The 40 cities that lost their teams are not interested in any of this. Their parks sit vacant or have been converted to other uses. Their summer ritual is gone. The kids in those cities are growing up without the thing that made baseball feel accessible and personal and local in a way that watching ESPN never will.

The thing about baseball and small cities

Baseball is the only major American sport with deep roots in small-market communities. The NFL has 32 teams in 32 major markets. The NBA has 30. The NHL has 32. Minor league baseball had 160 teams in 160 communities, many of them mid-sized or smaller cities that would never qualify for a major professional franchise.

That reach was not an accident of history. It was part of what baseball was. The sport grew up in a pre-television era when the way you connected with a team was by going to see them play. Minor league teams existed in small cities because those cities wanted professional baseball and were willing to support it, and because the major league system needed places to develop players. The interests aligned. The relationship lasted over a century.

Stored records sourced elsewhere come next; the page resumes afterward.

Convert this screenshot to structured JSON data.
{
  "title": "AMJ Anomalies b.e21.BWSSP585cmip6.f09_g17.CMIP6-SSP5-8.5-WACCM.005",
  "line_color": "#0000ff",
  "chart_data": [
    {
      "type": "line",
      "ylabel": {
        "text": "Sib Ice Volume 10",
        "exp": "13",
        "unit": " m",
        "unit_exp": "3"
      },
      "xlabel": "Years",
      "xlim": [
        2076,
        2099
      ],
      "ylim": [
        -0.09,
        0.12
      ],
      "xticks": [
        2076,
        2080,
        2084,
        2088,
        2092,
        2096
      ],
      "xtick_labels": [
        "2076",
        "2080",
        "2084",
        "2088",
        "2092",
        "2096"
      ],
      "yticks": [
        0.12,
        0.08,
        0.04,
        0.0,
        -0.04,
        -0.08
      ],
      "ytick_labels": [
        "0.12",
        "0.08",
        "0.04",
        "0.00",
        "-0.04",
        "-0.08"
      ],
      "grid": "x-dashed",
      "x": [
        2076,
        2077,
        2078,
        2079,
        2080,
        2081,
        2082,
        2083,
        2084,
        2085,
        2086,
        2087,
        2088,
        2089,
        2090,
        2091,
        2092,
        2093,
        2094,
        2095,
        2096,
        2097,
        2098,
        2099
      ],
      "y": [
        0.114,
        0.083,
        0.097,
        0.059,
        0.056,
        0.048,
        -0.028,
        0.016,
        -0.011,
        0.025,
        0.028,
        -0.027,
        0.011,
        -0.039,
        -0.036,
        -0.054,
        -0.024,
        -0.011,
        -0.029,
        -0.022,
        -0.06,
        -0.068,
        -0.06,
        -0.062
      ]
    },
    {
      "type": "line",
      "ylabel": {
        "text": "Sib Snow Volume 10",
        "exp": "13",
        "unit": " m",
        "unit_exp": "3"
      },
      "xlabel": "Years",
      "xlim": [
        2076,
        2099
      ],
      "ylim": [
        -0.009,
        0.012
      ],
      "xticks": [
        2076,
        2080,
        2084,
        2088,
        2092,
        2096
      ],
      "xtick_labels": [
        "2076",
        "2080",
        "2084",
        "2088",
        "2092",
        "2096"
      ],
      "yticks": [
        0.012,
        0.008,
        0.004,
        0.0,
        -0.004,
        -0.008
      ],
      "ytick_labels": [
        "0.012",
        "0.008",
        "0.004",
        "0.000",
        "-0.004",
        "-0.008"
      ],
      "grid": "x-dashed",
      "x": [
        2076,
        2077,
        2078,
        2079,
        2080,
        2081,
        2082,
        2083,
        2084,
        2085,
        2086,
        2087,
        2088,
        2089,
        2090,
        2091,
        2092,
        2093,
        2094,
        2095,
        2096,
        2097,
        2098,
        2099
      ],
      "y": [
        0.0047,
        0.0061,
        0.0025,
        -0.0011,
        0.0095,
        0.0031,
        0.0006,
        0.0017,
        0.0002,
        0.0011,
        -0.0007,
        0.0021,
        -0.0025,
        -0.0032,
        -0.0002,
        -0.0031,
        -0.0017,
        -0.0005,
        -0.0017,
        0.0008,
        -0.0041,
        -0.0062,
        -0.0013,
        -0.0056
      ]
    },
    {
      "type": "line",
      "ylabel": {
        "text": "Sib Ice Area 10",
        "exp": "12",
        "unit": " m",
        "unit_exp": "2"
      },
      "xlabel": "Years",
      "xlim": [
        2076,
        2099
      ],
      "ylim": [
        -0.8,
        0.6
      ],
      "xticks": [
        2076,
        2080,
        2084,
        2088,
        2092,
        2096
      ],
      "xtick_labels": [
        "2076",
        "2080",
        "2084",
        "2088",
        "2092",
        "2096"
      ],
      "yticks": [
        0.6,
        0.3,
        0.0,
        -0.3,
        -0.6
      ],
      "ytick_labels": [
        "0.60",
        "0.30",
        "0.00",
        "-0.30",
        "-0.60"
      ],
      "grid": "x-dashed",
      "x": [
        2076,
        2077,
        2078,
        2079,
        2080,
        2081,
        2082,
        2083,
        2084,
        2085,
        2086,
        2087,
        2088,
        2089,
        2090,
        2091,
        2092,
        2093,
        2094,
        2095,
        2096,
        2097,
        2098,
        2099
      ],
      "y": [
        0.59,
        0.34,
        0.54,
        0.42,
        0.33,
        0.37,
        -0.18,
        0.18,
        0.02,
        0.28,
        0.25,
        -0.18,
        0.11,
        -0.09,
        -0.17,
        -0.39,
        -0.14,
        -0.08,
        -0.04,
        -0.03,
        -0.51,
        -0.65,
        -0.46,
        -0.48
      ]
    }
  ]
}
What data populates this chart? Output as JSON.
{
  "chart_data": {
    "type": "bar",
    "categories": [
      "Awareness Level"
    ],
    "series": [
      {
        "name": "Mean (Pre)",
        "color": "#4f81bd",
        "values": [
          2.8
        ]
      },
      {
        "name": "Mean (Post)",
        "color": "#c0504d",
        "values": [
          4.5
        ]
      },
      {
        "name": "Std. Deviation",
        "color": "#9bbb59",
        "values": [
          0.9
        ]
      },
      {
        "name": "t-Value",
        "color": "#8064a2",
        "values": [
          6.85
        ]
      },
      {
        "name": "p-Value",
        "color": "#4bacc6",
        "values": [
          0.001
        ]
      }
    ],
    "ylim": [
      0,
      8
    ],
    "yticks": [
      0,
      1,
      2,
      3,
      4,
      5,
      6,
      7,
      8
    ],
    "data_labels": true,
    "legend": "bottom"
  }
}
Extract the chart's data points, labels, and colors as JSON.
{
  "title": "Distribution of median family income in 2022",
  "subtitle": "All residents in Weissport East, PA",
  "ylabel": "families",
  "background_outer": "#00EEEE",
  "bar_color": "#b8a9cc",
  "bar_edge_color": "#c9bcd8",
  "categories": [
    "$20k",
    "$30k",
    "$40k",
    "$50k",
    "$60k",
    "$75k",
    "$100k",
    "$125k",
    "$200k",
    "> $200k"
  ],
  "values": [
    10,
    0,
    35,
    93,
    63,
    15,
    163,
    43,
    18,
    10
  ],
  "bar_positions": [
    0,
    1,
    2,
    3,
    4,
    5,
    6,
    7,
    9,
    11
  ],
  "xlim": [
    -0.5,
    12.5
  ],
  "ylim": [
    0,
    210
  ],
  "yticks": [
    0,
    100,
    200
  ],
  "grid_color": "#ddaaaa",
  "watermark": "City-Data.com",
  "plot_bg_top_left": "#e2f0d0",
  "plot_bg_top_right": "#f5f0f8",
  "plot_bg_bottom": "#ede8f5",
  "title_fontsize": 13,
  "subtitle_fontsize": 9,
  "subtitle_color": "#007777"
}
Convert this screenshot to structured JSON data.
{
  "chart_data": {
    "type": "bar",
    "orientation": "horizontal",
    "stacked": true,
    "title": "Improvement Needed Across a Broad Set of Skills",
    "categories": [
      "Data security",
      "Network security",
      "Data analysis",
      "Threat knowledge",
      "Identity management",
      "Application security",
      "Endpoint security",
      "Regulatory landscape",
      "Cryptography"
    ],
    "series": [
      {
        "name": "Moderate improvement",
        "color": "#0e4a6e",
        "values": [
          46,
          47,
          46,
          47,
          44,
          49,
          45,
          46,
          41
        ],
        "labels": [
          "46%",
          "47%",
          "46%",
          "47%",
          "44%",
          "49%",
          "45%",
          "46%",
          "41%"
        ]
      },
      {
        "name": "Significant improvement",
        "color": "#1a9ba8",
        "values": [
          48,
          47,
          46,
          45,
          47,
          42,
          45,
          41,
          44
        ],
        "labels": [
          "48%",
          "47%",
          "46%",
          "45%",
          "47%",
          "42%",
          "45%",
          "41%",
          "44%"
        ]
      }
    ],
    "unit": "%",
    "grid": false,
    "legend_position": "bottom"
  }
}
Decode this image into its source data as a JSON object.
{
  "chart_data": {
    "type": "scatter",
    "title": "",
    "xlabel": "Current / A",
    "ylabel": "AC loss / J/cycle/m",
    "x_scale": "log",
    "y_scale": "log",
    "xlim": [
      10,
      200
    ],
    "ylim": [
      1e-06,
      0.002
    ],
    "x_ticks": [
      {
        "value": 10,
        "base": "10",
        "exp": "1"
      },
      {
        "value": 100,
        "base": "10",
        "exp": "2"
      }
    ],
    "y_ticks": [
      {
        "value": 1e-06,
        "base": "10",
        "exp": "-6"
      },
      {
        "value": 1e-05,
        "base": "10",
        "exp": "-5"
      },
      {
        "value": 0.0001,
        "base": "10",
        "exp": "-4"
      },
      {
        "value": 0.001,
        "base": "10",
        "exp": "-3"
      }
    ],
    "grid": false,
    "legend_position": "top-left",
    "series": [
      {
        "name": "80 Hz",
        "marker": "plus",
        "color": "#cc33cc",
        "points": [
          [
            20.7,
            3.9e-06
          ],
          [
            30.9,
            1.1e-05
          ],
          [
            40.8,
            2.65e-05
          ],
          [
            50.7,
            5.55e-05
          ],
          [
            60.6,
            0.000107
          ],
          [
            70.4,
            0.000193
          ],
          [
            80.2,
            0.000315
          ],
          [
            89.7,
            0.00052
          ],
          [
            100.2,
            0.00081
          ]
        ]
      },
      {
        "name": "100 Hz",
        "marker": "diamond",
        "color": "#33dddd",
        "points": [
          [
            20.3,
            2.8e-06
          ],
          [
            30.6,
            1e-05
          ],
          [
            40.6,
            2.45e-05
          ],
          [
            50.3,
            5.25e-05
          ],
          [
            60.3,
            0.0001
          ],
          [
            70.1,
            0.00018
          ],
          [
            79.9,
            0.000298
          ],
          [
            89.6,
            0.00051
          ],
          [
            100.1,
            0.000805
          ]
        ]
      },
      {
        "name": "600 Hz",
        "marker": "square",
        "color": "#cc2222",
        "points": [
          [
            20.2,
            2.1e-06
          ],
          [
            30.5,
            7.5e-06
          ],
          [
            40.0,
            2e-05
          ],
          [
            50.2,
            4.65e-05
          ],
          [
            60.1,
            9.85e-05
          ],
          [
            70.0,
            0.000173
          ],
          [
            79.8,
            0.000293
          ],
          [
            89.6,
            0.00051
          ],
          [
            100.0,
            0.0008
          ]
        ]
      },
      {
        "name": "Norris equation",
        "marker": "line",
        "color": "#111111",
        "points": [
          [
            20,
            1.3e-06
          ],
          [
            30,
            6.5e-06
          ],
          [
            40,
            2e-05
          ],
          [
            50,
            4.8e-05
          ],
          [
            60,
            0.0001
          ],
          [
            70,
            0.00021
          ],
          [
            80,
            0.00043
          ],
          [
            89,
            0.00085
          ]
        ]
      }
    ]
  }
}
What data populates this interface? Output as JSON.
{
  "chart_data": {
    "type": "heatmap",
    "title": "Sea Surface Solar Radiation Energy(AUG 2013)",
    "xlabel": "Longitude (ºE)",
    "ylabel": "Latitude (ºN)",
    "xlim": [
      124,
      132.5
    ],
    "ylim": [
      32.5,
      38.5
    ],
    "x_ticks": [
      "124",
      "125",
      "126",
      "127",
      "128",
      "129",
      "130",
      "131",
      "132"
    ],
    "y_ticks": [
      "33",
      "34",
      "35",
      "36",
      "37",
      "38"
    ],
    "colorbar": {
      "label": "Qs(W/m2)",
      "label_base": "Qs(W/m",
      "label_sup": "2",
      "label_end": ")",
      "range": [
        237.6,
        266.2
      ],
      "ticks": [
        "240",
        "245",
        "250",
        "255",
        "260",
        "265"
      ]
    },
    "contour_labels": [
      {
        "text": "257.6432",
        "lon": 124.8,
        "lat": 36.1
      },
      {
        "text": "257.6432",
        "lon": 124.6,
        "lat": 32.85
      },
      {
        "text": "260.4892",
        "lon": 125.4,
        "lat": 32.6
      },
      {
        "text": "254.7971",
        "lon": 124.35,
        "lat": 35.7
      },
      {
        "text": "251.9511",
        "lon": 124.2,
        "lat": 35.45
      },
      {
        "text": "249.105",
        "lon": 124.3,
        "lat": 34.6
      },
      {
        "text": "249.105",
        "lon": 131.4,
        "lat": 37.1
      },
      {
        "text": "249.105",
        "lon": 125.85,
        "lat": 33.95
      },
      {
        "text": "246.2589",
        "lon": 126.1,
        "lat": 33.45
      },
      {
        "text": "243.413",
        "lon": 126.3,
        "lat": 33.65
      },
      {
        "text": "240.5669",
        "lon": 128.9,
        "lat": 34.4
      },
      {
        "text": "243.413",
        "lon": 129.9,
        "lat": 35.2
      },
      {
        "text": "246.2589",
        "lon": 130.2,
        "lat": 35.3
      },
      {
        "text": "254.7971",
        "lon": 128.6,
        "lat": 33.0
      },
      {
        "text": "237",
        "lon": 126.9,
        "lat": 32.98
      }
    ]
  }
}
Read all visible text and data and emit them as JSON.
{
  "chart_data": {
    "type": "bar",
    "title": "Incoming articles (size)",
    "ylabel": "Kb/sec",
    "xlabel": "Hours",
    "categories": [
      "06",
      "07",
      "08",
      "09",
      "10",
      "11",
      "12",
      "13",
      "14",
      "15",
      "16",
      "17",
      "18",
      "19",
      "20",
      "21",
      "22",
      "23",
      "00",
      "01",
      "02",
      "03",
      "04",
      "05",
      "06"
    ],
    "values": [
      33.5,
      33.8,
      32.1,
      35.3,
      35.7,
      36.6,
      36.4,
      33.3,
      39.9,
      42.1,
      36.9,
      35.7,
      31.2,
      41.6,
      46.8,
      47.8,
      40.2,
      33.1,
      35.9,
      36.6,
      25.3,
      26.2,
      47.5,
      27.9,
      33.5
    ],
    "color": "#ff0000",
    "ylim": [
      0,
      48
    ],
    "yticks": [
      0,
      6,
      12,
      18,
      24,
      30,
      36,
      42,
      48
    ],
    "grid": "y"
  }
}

When MLB contracted the minor leagues, they were not just cutting costs. They were cutting the roots that connected the sport to communities that would never be covered by major league teams. The calculation was probably rational from a pure business standpoint. Forty teams worth of player development costs are real money. The communities that lost those teams are not MLB's direct customers anyway.

But rational and right are not the same thing. The sport that claims to be America's pastime decided that 40 communities' worth of that pastime was not worth the expense. And now those communities have something they cannot get back: the summer before, when professional baseball was local and affordable and theirs.

Centennial Field in Burlington still stands. Still smells like old wood and summer evenings. The Lake Monsters still play there in an independent league, still draw a few thousand fans on a good night. But it is not the same thing. The kids in the stands are not watching players who might someday start at Fenway. The connection to the larger baseball world is severed.

MLB made a business decision. That is all it was to them. To Burlington it was something else entirely. And the gap between those two ways of looking at the same event is, I think, the most honest summary of what professional sports actually is and has always been.